Hi there, just to start off, I am new to R and essentially trying to learn how to use R by jumping in with a project. I will try to simplify the idea of my project (this is not my actual project – just used for simplicity). I have almost 400,000 individual people and asked them if they drink tea or not. In addition to determining if they drink tea, I recorded several other demographics such as what country they are in, gender, ethnicity, and several other characteristics. All of the 400,000 responses are binned and placed into a summary table. I would like to figure out which demographics of these individuals is associated with tea drinking. An example of some data is below.

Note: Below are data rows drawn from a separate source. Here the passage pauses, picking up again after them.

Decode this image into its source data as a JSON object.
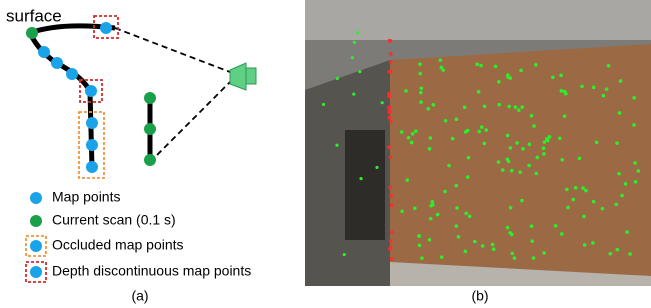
{
  "panel_a": {
    "surface_label": "surface",
    "legend": [
      "Map points",
      "Current scan (0.1 s)",
      "Occluded map points",
      "Depth discontinuous map points"
    ],
    "caption": "(a)"
  },
  "panel_b": {
    "caption": "(b)"
  }
}
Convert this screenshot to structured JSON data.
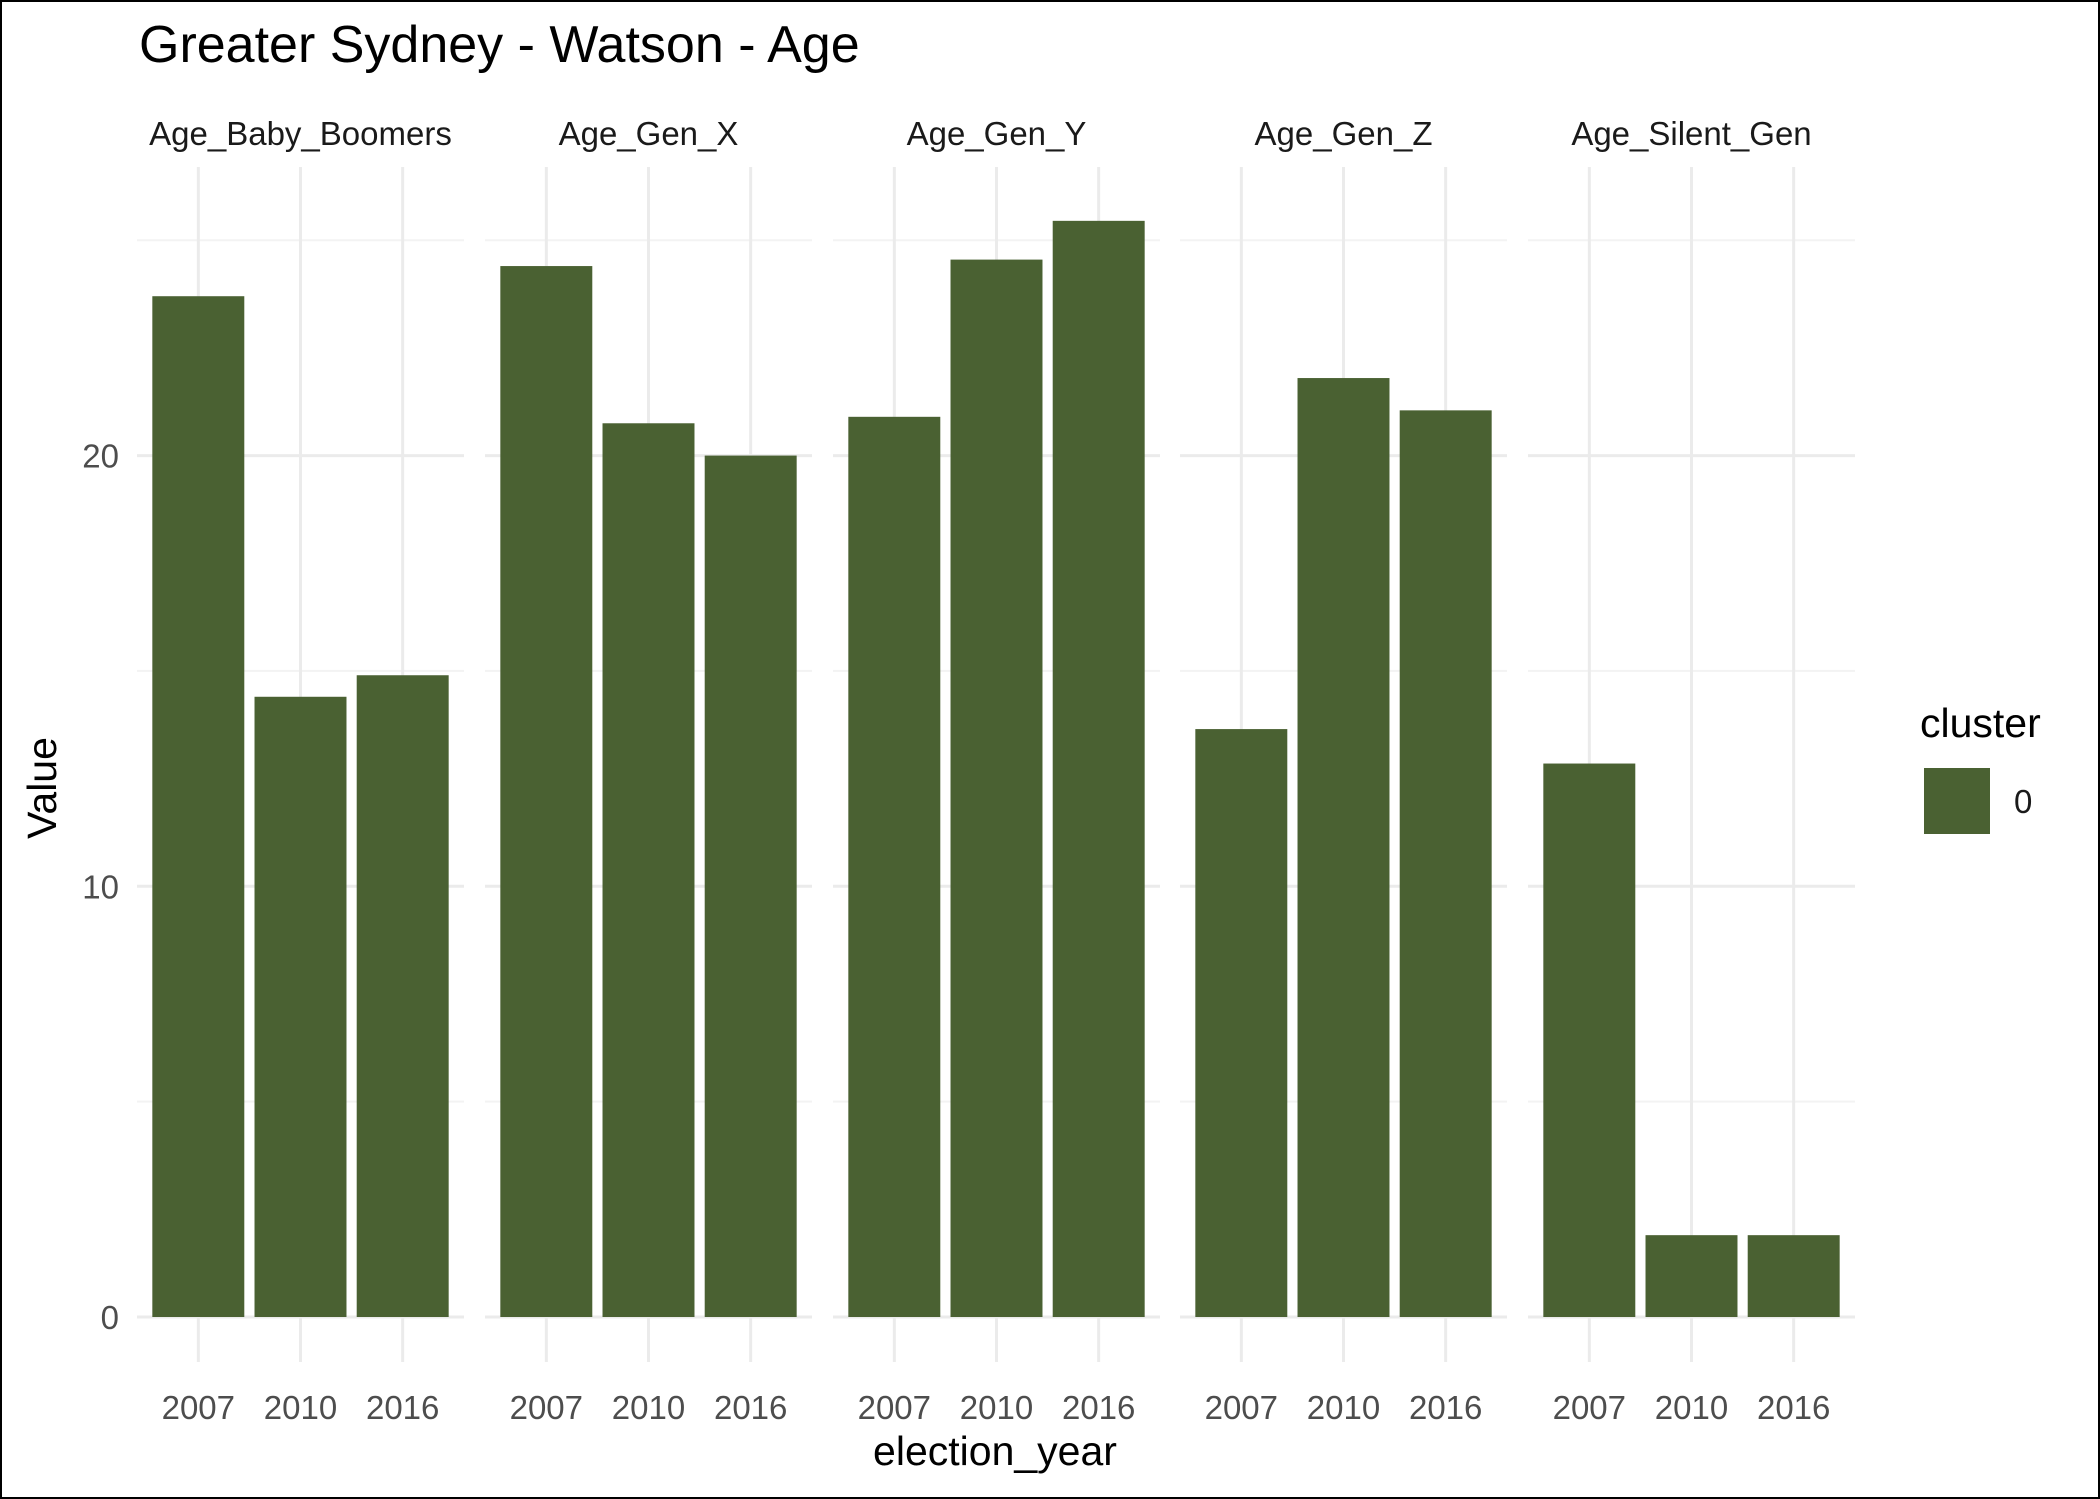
{
  "chart_data": {
    "type": "bar",
    "title": "Greater Sydney - Watson - Age",
    "xlabel": "election_year",
    "ylabel": "Value",
    "ylim": [
      0,
      26.7
    ],
    "yticks": [
      "0",
      "10",
      "20"
    ],
    "grid": true,
    "legend": {
      "title": "cluster",
      "entries": [
        "0"
      ],
      "placement": "right"
    },
    "bar_color": "#4a6132",
    "categories": [
      "2007",
      "2010",
      "2016"
    ],
    "panels": [
      {
        "name": "Age_Baby_Boomers",
        "label": "Age_Baby_Boomers",
        "values": [
          23.7,
          14.4,
          14.9
        ]
      },
      {
        "name": "Age_Gen_X",
        "label": "Age_Gen_X",
        "values": [
          24.4,
          20.75,
          20.0
        ]
      },
      {
        "name": "Age_Gen_Y",
        "label": "Age_Gen_Y",
        "values": [
          20.9,
          24.55,
          25.45
        ]
      },
      {
        "name": "Age_Gen_Z",
        "label": "Age_Gen_Z",
        "values": [
          13.65,
          21.8,
          21.05
        ]
      },
      {
        "name": "Age_Silent_Gen",
        "label": "Age_Silent_Gen",
        "values": [
          12.85,
          1.9,
          1.9
        ]
      }
    ]
  }
}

How would I go about doing a regression or goodness-of-fit model based on the summary table? Thanks in advance for any help.
Is it possible to use glm(Location ~., family=binomial(link = "logit"),data=Location)) for example on this binned data? If I try to use the function as written here, I get an error "Error in eval(family$initialize) : y values must be 0 <= y <= 1"
Thanks for the reply and helping out. Now let's say if I wanted to compare multiple different characteristics (Location, Gender, Race, etc.) to find out which characteristics are mostly associated with Tea use, would you still deal only with the proportions of Yes/No?
Thank you. I appreciate your comments.
The more I think about it, I am thinking just doing proportions is probably more realistic since I have the entire population for my data set.
I was initially thinking of it in terms of zero or one though - if a person in Australia drinks tea, that would be 1 and if they did not, would be 0. Then all of that was made in to the total number of 1's and 0's which is how the table was made.
It would have been possible to use the individual data but the data needed a lot of work before it was usable. So the data was aggregated as it was obtained. Each individual had a unique identifier, then the unique identifier had to be use to figure out the location, gender, race, etc. A separate identifier tied to the individual then had to be used to find out if they used tea.